Schon nach den Ergebnissen der ersten Pisa-Runde im Jahr 2000 sind Bildungspolitiker ins Siegerland Finnland gereist, um herauszufinden, was die Finnen wohl besser machen. Was den meisten aufgefallen ist: In Finnland herrscht ein anderes Schulklima, den Schülern scheint das Lernen mehr Spaß zu machen als bei uns, den Lehrern scheint gleichzeitig das Unterrichten leichter zu fallen.

Schuldzuweisungen für Schulversagen dürften selten sein: Lehrer in Finnland lassen sich den schwarzen Peter der schlechten Erziehung nicht widerspruchslos in die Schuhe schieben. Verhaltensauffälligkeiten von Schülern werden sofort im Lehrerteam bearbeitet. Das Team lädt gemeinsam die Eltern ein, um mit ihnen messbare Verhaltensänderungen festzulegen und umzusetzen. Was die Lehrer so nicht schaffen, das versuchen die Psychologen und Sozialbetreuer in individueller Beratung und Fürsorge bei Lernschwierigen zu korrigieren. So werden die Eltern konkret in die Erziehung einbezogen, können sich nicht aus der Verantwortung stehlen, und die Lehrerarbeitszeit wird letztlich entlastet. ´ "Teil der Volksidentität"

Der Vizedirektor des Zentralamts für Unterrichtswesen in Helsinki und Leiter des Bereichs Allgemeinbildung, Aslak Lindström, sieht denn auch die kulturelle Verankerung der Bildung als einen wesentlichen Faktor des Erfolges der finnischen Schulen: "In Finnland ist das Bildungswesen seit jeher sehr hoch angesehen, es ist Teil der Volksidentität."

Zum Bildungsbewusstsein kommt ein gezielter, früh einsetzender Musikunterricht - was für den Klagenfurter Erziehungswissenschafter Peter Posch ein Faktor ist, der die Intelligenz und Lernfreude fördert.

Rascher Reform-Rhythmus

Eine weitere Zutat im finnischen Erfolgsrezept sieht Lindström im raschen Rhythmus der Reformen im Bereich Bildung. "Die Rahmenlehrpläne werden bei uns mindestens alle zehn Jahre erneuert, ich habe selbst die Erstellung 1994 geleitet und jetzt wieder. Ich traue mich zu sagen, dass es bis zum nächsten Mal keine zehn Jahre dauern wird."

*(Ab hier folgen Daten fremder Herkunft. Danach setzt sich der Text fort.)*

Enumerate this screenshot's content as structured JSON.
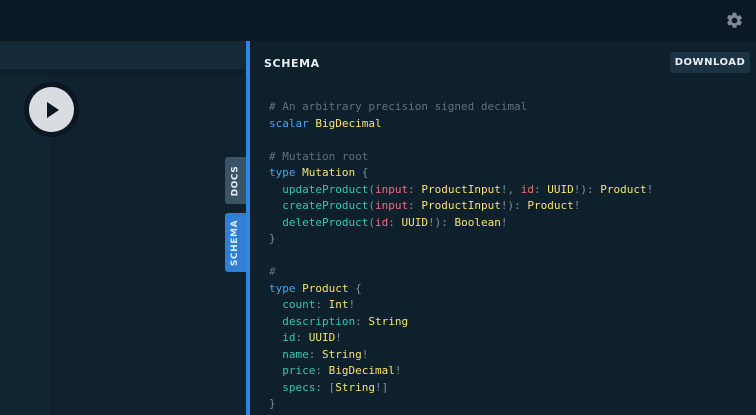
{
  "toolbar": {
    "settings_icon": "gear-icon"
  },
  "editor": {
    "play_icon": "play-icon"
  },
  "tabs": {
    "docs": "DOCS",
    "schema": "SCHEMA"
  },
  "schema_panel": {
    "title": "SCHEMA",
    "download_label": "DOWNLOAD"
  },
  "schema_lines": [
    [
      {
        "t": "# An arbitrary precision signed decimal",
        "c": "cm"
      }
    ],
    [
      {
        "t": "scalar ",
        "c": "kw"
      },
      {
        "t": "BigDecimal",
        "c": "ty"
      }
    ],
    [],
    [
      {
        "t": "# Mutation root",
        "c": "cm"
      }
    ],
    [
      {
        "t": "type ",
        "c": "kw"
      },
      {
        "t": "Mutation",
        "c": "ty"
      },
      {
        "t": " {",
        "c": "pn"
      }
    ],
    [
      {
        "t": "  ",
        "c": "pn"
      },
      {
        "t": "updateProduct",
        "c": "fd"
      },
      {
        "t": "(",
        "c": "pn"
      },
      {
        "t": "input",
        "c": "ar"
      },
      {
        "t": ": ",
        "c": "pn"
      },
      {
        "t": "ProductInput",
        "c": "ty"
      },
      {
        "t": "!, ",
        "c": "pn"
      },
      {
        "t": "id",
        "c": "ar"
      },
      {
        "t": ": ",
        "c": "pn"
      },
      {
        "t": "UUID",
        "c": "ty"
      },
      {
        "t": "!): ",
        "c": "pn"
      },
      {
        "t": "Product",
        "c": "ty"
      },
      {
        "t": "!",
        "c": "pn"
      }
    ],
    [
      {
        "t": "  ",
        "c": "pn"
      },
      {
        "t": "createProduct",
        "c": "fd"
      },
      {
        "t": "(",
        "c": "pn"
      },
      {
        "t": "input",
        "c": "ar"
      },
      {
        "t": ": ",
        "c": "pn"
      },
      {
        "t": "ProductInput",
        "c": "ty"
      },
      {
        "t": "!): ",
        "c": "pn"
      },
      {
        "t": "Product",
        "c": "ty"
      },
      {
        "t": "!",
        "c": "pn"
      }
    ],
    [
      {
        "t": "  ",
        "c": "pn"
      },
      {
        "t": "deleteProduct",
        "c": "fd"
      },
      {
        "t": "(",
        "c": "pn"
      },
      {
        "t": "id",
        "c": "ar"
      },
      {
        "t": ": ",
        "c": "pn"
      },
      {
        "t": "UUID",
        "c": "ty"
      },
      {
        "t": "!): ",
        "c": "pn"
      },
      {
        "t": "Boolean",
        "c": "ty"
      },
      {
        "t": "!",
        "c": "pn"
      }
    ],
    [
      {
        "t": "}",
        "c": "pn"
      }
    ],
    [],
    [
      {
        "t": "#",
        "c": "cm"
      }
    ],
    [
      {
        "t": "type ",
        "c": "kw"
      },
      {
        "t": "Product",
        "c": "ty"
      },
      {
        "t": " {",
        "c": "pn"
      }
    ],
    [
      {
        "t": "  ",
        "c": "pn"
      },
      {
        "t": "count",
        "c": "fd"
      },
      {
        "t": ": ",
        "c": "pn"
      },
      {
        "t": "Int",
        "c": "ty"
      },
      {
        "t": "!",
        "c": "pn"
      }
    ],
    [
      {
        "t": "  ",
        "c": "pn"
      },
      {
        "t": "description",
        "c": "fd"
      },
      {
        "t": ": ",
        "c": "pn"
      },
      {
        "t": "String",
        "c": "ty"
      }
    ],
    [
      {
        "t": "  ",
        "c": "pn"
      },
      {
        "t": "id",
        "c": "fd"
      },
      {
        "t": ": ",
        "c": "pn"
      },
      {
        "t": "UUID",
        "c": "ty"
      },
      {
        "t": "!",
        "c": "pn"
      }
    ],
    [
      {
        "t": "  ",
        "c": "pn"
      },
      {
        "t": "name",
        "c": "fd"
      },
      {
        "t": ": ",
        "c": "pn"
      },
      {
        "t": "String",
        "c": "ty"
      },
      {
        "t": "!",
        "c": "pn"
      }
    ],
    [
      {
        "t": "  ",
        "c": "pn"
      },
      {
        "t": "price",
        "c": "fd"
      },
      {
        "t": ": ",
        "c": "pn"
      },
      {
        "t": "BigDecimal",
        "c": "ty"
      },
      {
        "t": "!",
        "c": "pn"
      }
    ],
    [
      {
        "t": "  ",
        "c": "pn"
      },
      {
        "t": "specs",
        "c": "fd"
      },
      {
        "t": ": [",
        "c": "pn"
      },
      {
        "t": "String",
        "c": "ty"
      },
      {
        "t": "!]",
        "c": "pn"
      }
    ],
    [
      {
        "t": "}",
        "c": "pn"
      }
    ]
  ]
}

Weitere Fixpunkte sind eine immer stärkere Autonomie von Gemeinden und Schulen selbst - allerdings innerhalb eines Grundgerüstes, das eine gemeinsame neunjährige Pflichtschulerziehung für alle Kinder vorsieht. In dieser Grundschule gibt es Vor- und Nachmittagsunterricht, im Schnitt am Vormittag drei Stunden, nachmittags zwei bis drei, dazwischen Mittagspause mit gratis Schulessen. Eine Schulstunde dauert 45 Minuten, Pausen zehn bis 15 Minuten.

Muttersprache, Mathematik und Naturwissenschaften

Die andere Konstante in der finnischen Bildungspolitik ist Lindström zufolge das Forcieren von Muttersprache, Mathematik und Naturwissenschaften. Vor allem im Fall der Mutter- beziehungsweise ersten Landessprache ist dies auch das wichtigste Instrument bei der Integration von Ausländern. Allerdings hat Finnland - derzeit mit einem Ausländeranteil von 1,9 Prozent - rein von der Größenordnung her geringere Probleme mit der Integration von Migranten. (cs, DER STANDARD, Printausgabe 6.12.2004/APA)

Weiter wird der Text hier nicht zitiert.